MARAuder's Map: Motion-Aware Real-time Activity Recognition with Layout-Based Trajectories
Zishuai Liu, Weihang You, Jin Lu, Fei Dou
TL;DR
This paper presents MARAuder’s Map, a real-time activity recognition framework for smart homes that operates on unsegmented ambient sensor streams by projecting sensor activations onto the floorplan to form trajectory-like image sequences. A CNN encodes spatial layouts, while a learnable time embedding captures hour/day granularity, and an attention-enabled LSTM models temporal dependencies to robustly classify activities within cross-activity windows. The approach is validated on three CASAS datasets (Milan, Kyoto7, Aruba), showing superior performance over strong baselines and demonstrating resilience to temporal ambiguity and multi-activity windows.
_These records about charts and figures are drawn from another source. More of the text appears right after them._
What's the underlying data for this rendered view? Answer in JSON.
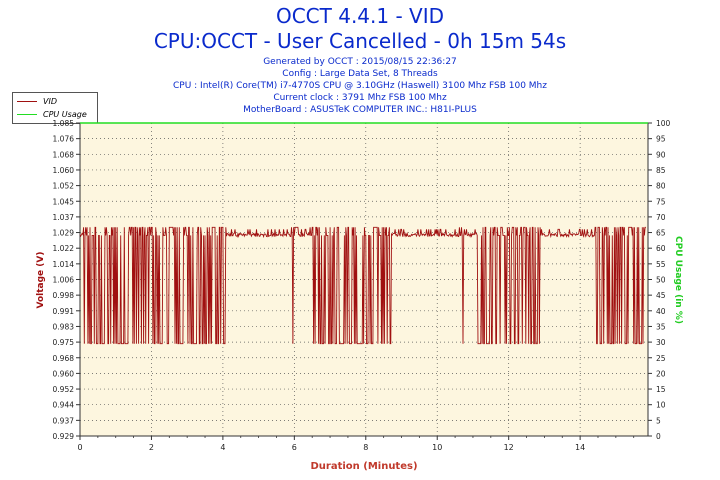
{
  "header": {
    "title": "OCCT 4.4.1 - VID",
    "subtitle": "CPU:OCCT - User Cancelled - 0h 15m 54s",
    "info_lines": [
      "Generated by OCCT : 2015/08/15 22:36:27",
      "Config : Large Data Set, 8 Threads",
      "CPU : Intel(R) Core(TM) i7-4770S CPU @ 3.10GHz (Haswell) 3100 Mhz FSB 100 Mhz",
      "Current clock : 3791 Mhz FSB 100 Mhz",
      "MotherBoard : ASUSTeK COMPUTER INC.: H81I-PLUS"
    ]
  },
  "legend": {
    "items": [
      {
        "label": "VID",
        "color": "#a01010"
      },
      {
        "label": "CPU Usage",
        "color": "#22dd22"
      }
    ]
  },
  "chart_data": {
    "type": "line",
    "xlabel": "Duration (Minutes)",
    "ylabel": "Voltage (V)",
    "y2label": "CPU Usage (in %)",
    "xlim": [
      0,
      15.9
    ],
    "ylim": [
      0.929,
      1.085
    ],
    "y2lim": [
      0,
      100
    ],
    "x_ticks": [
      "0",
      "2",
      "4",
      "6",
      "8",
      "10",
      "12",
      "14"
    ],
    "y_ticks": [
      "0.929",
      "0.937",
      "0.944",
      "0.952",
      "0.960",
      "0.968",
      "0.975",
      "0.983",
      "0.991",
      "0.998",
      "1.006",
      "1.014",
      "1.022",
      "1.029",
      "1.037",
      "1.045",
      "1.052",
      "1.060",
      "1.068",
      "1.076",
      "1.085"
    ],
    "y2_ticks": [
      "0",
      "5",
      "10",
      "15",
      "20",
      "25",
      "30",
      "35",
      "40",
      "45",
      "50",
      "55",
      "60",
      "65",
      "70",
      "75",
      "80",
      "85",
      "90",
      "95",
      "100"
    ],
    "grid": true,
    "series": [
      {
        "name": "VID",
        "color": "#a01010",
        "axis": "left",
        "baseline": 1.029,
        "high": 1.033,
        "low": 0.975,
        "drop_intervals": [
          [
            0.1,
            4.1
          ],
          [
            5.9,
            6.1
          ],
          [
            6.4,
            8.7
          ],
          [
            10.6,
            10.75
          ],
          [
            11.1,
            12.9
          ],
          [
            14.4,
            15.85
          ]
        ]
      },
      {
        "name": "CPU Usage",
        "color": "#22dd22",
        "axis": "right",
        "x": [
          0,
          15.9
        ],
        "values": [
          100,
          100
        ]
      }
    ]
  }
}
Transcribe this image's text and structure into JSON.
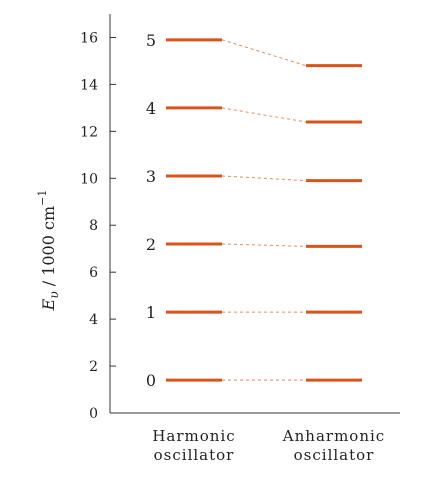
{
  "chart_data": {
    "type": "energy-level-diagram",
    "ylabel_main": "E",
    "ylabel_sub": "υ",
    "ylabel_rest": " / 1000 cm",
    "ylabel_sup": "−1",
    "ylim": [
      0,
      17
    ],
    "yticks": [
      0,
      2,
      4,
      6,
      8,
      10,
      12,
      14,
      16
    ],
    "categories": [
      "Harmonic|oscillator",
      "Anharmonic|oscillator"
    ],
    "level_labels": [
      "0",
      "1",
      "2",
      "3",
      "4",
      "5"
    ],
    "harmonic_levels": [
      1.4,
      4.3,
      7.2,
      10.1,
      13.0,
      15.9
    ],
    "anharmonic_levels": [
      1.4,
      4.3,
      7.1,
      9.9,
      12.4,
      14.8
    ],
    "colors": {
      "level": "#d9541a",
      "connector": "#e58a5a",
      "axis": "#333333"
    }
  }
}
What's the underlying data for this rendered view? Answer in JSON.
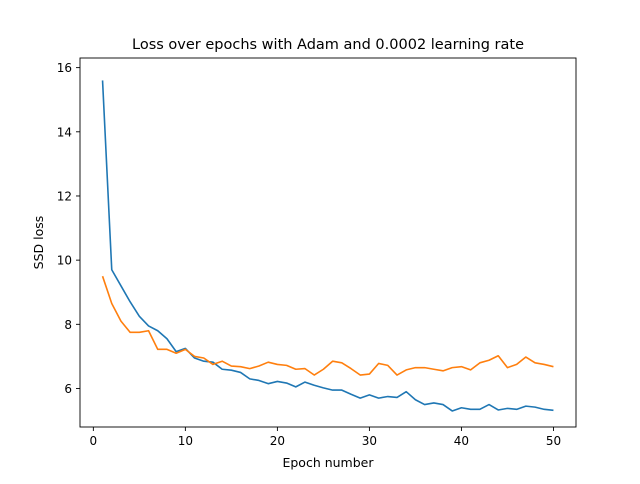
{
  "chart_data": {
    "type": "line",
    "title": "Loss over epochs with Adam and 0.0002 learning rate",
    "xlabel": "Epoch number",
    "ylabel": "SSD loss",
    "xlim": [
      -1.45,
      52.45
    ],
    "ylim": [
      4.8,
      16.3
    ],
    "xticks": [
      0,
      10,
      20,
      30,
      40,
      50
    ],
    "yticks": [
      6,
      8,
      10,
      12,
      14,
      16
    ],
    "grid": false,
    "legend": "none",
    "x": [
      1,
      2,
      3,
      4,
      5,
      6,
      7,
      8,
      9,
      10,
      11,
      12,
      13,
      14,
      15,
      16,
      17,
      18,
      19,
      20,
      21,
      22,
      23,
      24,
      25,
      26,
      27,
      28,
      29,
      30,
      31,
      32,
      33,
      34,
      35,
      36,
      37,
      38,
      39,
      40,
      41,
      42,
      43,
      44,
      45,
      46,
      47,
      48,
      49,
      50
    ],
    "series": [
      {
        "color": "#1f77b4",
        "values": [
          15.6,
          9.7,
          9.2,
          8.7,
          8.25,
          7.95,
          7.8,
          7.55,
          7.15,
          7.25,
          6.95,
          6.85,
          6.82,
          6.6,
          6.57,
          6.5,
          6.3,
          6.25,
          6.15,
          6.22,
          6.17,
          6.05,
          6.2,
          6.1,
          6.02,
          5.95,
          5.95,
          5.82,
          5.7,
          5.8,
          5.7,
          5.75,
          5.72,
          5.9,
          5.65,
          5.5,
          5.55,
          5.5,
          5.3,
          5.4,
          5.35,
          5.35,
          5.5,
          5.33,
          5.38,
          5.35,
          5.45,
          5.42,
          5.35,
          5.32
        ]
      },
      {
        "color": "#ff7f0e",
        "values": [
          9.5,
          8.65,
          8.1,
          7.75,
          7.75,
          7.8,
          7.22,
          7.22,
          7.1,
          7.22,
          7.0,
          6.95,
          6.75,
          6.85,
          6.7,
          6.68,
          6.62,
          6.7,
          6.82,
          6.75,
          6.72,
          6.6,
          6.62,
          6.42,
          6.6,
          6.85,
          6.8,
          6.62,
          6.42,
          6.45,
          6.78,
          6.72,
          6.42,
          6.58,
          6.65,
          6.65,
          6.6,
          6.55,
          6.65,
          6.68,
          6.58,
          6.8,
          6.88,
          7.02,
          6.65,
          6.75,
          6.98,
          6.8,
          6.75,
          6.68
        ]
      }
    ]
  }
}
The results highlight the value of explicit layout-grounded representations, structured temporal cues, and attention in enabling accurate, real-time HAR in ambient-sensor settings with practical deployment potential.
Abstract
Ambient sensor-based human activity recognition (HAR) in smart homes remains challenging due to the need for real-time inference, spatially grounded reasoning, and context-aware temporal modeling. Existing approaches often rely on pre-segmented, within-activity data and overlook the physical layout of the environment, limiting their robustness in continuous, real-world deployments. In this paper, we propose MARAuder's Map, a novel framework for real-time activity recognition from raw, unsegmented sensor streams. Our method projects sensor activations onto the physical floorplan to generate trajectory-aware, image-like sequences that capture the spatial flow of human movement. These representations are processed by a hybrid deep learning model that jointly captures spatial structure and temporal dependencies. To enhance temporal awareness, we introduce a learnable time embedding module that encodes contextual cues such as hour-of-day and day-of-week. Additionally, an attention-based encoder selectively focuses on informative segments within each observation window, enabling accurate recognition even under cross-activity transitions and temporal ambiguity. Extensive experiments on multiple real-world smart home datasets demonstrate that our method outperforms strong baselines, offering a practical solution for real-time HAR in ambient sensor environments.